Perhaps pine (not pine cone, pine tree) comes from pinnate, because the leaves branch out from the branch like a feather'Parently not:
http://www.bartleby.com/61/roots/IE381.htmlRelatives include
fat,
pituitary and
Irish (!!!)
the leaves branch out from the branch like a featherThe illustration at Faldage's link,
http://www.bartleby.com/61/74/P0317400.htmlshows a stalk with nine little green blobs attached, four on each side and one at the tip. The blobs are leaf
lets, not leaves; "leaf" is the word for the entire structure, stalk plus leaflets. Hence the leaf -- the entirety -- has a feather-like structure (a central rib about which numerous appendages are symmetrical).

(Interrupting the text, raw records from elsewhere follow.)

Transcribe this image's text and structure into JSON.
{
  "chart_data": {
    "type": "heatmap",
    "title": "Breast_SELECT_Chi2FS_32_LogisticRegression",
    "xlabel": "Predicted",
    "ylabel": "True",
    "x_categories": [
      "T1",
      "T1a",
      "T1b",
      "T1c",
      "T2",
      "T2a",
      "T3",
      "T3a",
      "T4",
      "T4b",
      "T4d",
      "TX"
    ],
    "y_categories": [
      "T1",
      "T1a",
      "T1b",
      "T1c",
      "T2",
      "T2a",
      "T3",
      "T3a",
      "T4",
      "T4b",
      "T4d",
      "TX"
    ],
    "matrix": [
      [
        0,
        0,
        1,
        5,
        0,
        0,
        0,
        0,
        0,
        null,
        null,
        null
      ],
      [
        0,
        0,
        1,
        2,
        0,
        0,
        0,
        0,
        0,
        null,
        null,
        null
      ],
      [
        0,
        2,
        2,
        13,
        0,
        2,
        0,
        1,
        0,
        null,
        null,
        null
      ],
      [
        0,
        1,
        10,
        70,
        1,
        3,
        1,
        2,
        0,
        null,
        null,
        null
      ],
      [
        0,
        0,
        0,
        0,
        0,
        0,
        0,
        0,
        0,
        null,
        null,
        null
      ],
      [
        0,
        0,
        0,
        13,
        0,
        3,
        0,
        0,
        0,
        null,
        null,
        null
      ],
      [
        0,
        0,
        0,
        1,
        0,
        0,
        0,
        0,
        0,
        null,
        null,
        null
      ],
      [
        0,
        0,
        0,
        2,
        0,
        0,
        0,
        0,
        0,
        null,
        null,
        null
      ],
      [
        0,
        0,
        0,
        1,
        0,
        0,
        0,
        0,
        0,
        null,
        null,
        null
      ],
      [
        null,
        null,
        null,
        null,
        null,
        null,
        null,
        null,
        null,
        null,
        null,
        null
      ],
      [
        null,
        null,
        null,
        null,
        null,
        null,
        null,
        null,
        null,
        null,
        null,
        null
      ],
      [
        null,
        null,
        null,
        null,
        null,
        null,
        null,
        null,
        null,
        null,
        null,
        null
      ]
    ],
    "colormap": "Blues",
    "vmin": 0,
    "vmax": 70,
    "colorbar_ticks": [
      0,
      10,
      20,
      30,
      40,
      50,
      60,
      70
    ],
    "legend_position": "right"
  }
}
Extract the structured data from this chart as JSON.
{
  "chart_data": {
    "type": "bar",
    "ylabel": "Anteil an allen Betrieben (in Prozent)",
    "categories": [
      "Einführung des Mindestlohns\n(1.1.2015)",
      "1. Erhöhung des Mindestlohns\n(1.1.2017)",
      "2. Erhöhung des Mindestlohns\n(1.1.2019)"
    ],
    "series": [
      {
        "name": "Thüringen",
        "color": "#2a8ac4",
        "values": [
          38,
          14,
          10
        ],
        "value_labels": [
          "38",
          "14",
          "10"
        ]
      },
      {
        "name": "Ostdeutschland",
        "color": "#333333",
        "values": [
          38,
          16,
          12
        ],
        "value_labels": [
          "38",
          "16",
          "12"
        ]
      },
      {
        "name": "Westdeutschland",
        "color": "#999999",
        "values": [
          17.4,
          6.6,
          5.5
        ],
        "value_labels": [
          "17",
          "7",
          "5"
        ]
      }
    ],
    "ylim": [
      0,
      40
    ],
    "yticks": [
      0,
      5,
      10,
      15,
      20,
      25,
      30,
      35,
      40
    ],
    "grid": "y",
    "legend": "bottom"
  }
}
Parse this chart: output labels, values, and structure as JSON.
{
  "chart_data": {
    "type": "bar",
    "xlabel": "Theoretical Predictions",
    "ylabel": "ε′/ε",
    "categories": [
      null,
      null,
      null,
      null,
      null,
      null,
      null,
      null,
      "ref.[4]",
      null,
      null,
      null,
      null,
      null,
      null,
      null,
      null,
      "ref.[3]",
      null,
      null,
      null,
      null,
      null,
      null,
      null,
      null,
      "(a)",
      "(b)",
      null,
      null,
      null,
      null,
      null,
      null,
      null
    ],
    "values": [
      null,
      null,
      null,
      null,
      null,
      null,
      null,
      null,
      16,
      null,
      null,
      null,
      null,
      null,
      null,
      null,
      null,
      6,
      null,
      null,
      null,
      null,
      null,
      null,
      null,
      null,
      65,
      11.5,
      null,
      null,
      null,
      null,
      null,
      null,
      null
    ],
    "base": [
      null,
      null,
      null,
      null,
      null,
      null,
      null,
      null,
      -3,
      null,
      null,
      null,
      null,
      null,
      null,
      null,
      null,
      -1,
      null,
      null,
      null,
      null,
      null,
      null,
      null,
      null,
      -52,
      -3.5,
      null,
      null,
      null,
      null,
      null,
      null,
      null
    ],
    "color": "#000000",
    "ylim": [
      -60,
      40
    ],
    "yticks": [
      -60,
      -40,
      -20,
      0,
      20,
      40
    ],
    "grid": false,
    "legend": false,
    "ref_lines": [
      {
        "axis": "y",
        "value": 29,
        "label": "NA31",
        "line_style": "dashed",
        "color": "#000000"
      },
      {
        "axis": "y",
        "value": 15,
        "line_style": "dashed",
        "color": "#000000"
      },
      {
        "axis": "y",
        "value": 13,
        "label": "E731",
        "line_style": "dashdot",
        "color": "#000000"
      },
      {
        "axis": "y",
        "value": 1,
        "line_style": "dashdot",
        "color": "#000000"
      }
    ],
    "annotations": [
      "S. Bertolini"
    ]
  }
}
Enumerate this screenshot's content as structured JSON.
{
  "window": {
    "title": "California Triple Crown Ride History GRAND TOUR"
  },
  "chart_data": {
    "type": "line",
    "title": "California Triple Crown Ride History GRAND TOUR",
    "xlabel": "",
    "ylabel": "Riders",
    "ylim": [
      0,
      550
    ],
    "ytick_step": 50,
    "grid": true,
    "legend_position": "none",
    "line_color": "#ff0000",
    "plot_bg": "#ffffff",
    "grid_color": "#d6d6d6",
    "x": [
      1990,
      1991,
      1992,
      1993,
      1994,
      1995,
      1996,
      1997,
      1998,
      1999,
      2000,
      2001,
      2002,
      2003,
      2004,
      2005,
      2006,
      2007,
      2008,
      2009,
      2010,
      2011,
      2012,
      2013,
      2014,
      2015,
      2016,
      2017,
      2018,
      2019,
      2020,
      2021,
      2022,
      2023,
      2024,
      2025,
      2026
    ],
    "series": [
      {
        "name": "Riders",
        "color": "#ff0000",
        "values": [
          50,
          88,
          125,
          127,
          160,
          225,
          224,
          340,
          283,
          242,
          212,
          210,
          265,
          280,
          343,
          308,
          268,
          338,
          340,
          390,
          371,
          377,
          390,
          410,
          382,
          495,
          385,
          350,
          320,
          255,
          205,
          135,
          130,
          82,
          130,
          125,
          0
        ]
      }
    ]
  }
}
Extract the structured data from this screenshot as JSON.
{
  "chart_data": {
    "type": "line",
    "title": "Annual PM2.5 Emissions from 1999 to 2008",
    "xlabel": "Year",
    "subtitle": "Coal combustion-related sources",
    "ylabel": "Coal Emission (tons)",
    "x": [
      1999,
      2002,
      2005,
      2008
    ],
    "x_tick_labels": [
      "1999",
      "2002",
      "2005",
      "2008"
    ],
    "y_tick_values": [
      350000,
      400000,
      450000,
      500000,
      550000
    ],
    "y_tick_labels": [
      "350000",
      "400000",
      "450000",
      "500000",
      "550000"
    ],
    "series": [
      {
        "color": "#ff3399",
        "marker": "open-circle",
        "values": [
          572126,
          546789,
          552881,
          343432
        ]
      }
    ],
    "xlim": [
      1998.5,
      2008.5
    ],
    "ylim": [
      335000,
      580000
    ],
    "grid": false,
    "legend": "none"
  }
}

That particular picture appears to be a locust leaf. If you examine one up-close-and-in-person, there's a small knob where stem joins branch, but no such knob where leaflet joins stem. I assume (but do not know) that that is the technical distinction between leaf and leaflet.
My apologies for continueing this food thread. To Faldage and any other doubters. My wife being of Swiss descent we use our fondue pot quite often, have our own favourite recipe (including Gruyere, Emental, Vacherin, dry white wine, garlic, kirsch, and cornflour. I have never felt the need for nutmeg in it). Of course you can use the pot for the other fondues (Chinese, Bourgignon, chocolate). We often have raclette, though using small slices rather than the far more dramatic machine which melts the top slice off the whole round. My wife makes an excellent cheese tart as well.
This morning we received the photos of our latest holiday at the chalet and have them on CD, so I can send any one who is interested photos of: a fondue on the balcony, traditional cheese making, and Gruyere village and castle which is a favourite trip of ours. PM me with your real e-mail if really want to see.
Now the word payoff: My dictionary defines fondue as a dish of melted cheese, from French, related to fuse=melt with intense heat. So why are Chinese (or Mongolian) fondue (mushroom bouillon to cook wafer thin slices of meat) and Fondue Bourgignon (boiling oil for meat cubes) also known as fondue? Because the (cheese) fondue pot or heating mechanism got reused or what?
There's an old joke which, with great care, I will now try and share with you...
Q: Why is <a certain male body fluid> white and <another Body fluid> yellow?
A: So you can tell if you're coming or going.
I'm outa here
The former board member known as stales
ROTFLMAO -- I think I just busted a rib!
RE: My dictionary defines fondue as a dish of melted cheese, from French, related to fuse=melt with intense heat. So why are Chinese (or Mongolian) fondue (mushroom bouillon to cook wafer thin slices of meat) and Fondue Bourgignon (boiling oil for meat cubes) also known as fondue? Because the (cheese) fondue pot or heating mechanism got reused or what?
Really? i have seen/been at parties that use fondue pots for melting chocolate for dipping (and it doesn't work well, the heat is usually to hot for the chocolate) but a Mongolian hot pot is not a fondue.. and i have never seen fondue pots used for that. i would be afraid to use my fondue pot yes, i still have one from years past for heating oil. the stand is ok, but not for heating oil... it just not sturdy/stable enough. and by the time your are drunk enought to think a fondue is a good idea, you are way to drunk to be messing about with boiling oil!
Mongolian hot pot is not a fondue..
but is known as fondue chinoise in French, and I think Chinese Fondue in UK English. (Our family tends to use the French phrase because we eat it in Switzerland - I have never seen the thinly sliced meat in UK). Proper chocolate Fondues have a gentler heat source like a night light rather than a burner. Fondue Bourgignon uses a metal pot to hold the oil but on the same wide stable base we use for heating cheese. And we usually get pleasently merry during and after the fondue, rather than before.
Anyway, I like fondues because it is difficult for my wife to see how much I am eating.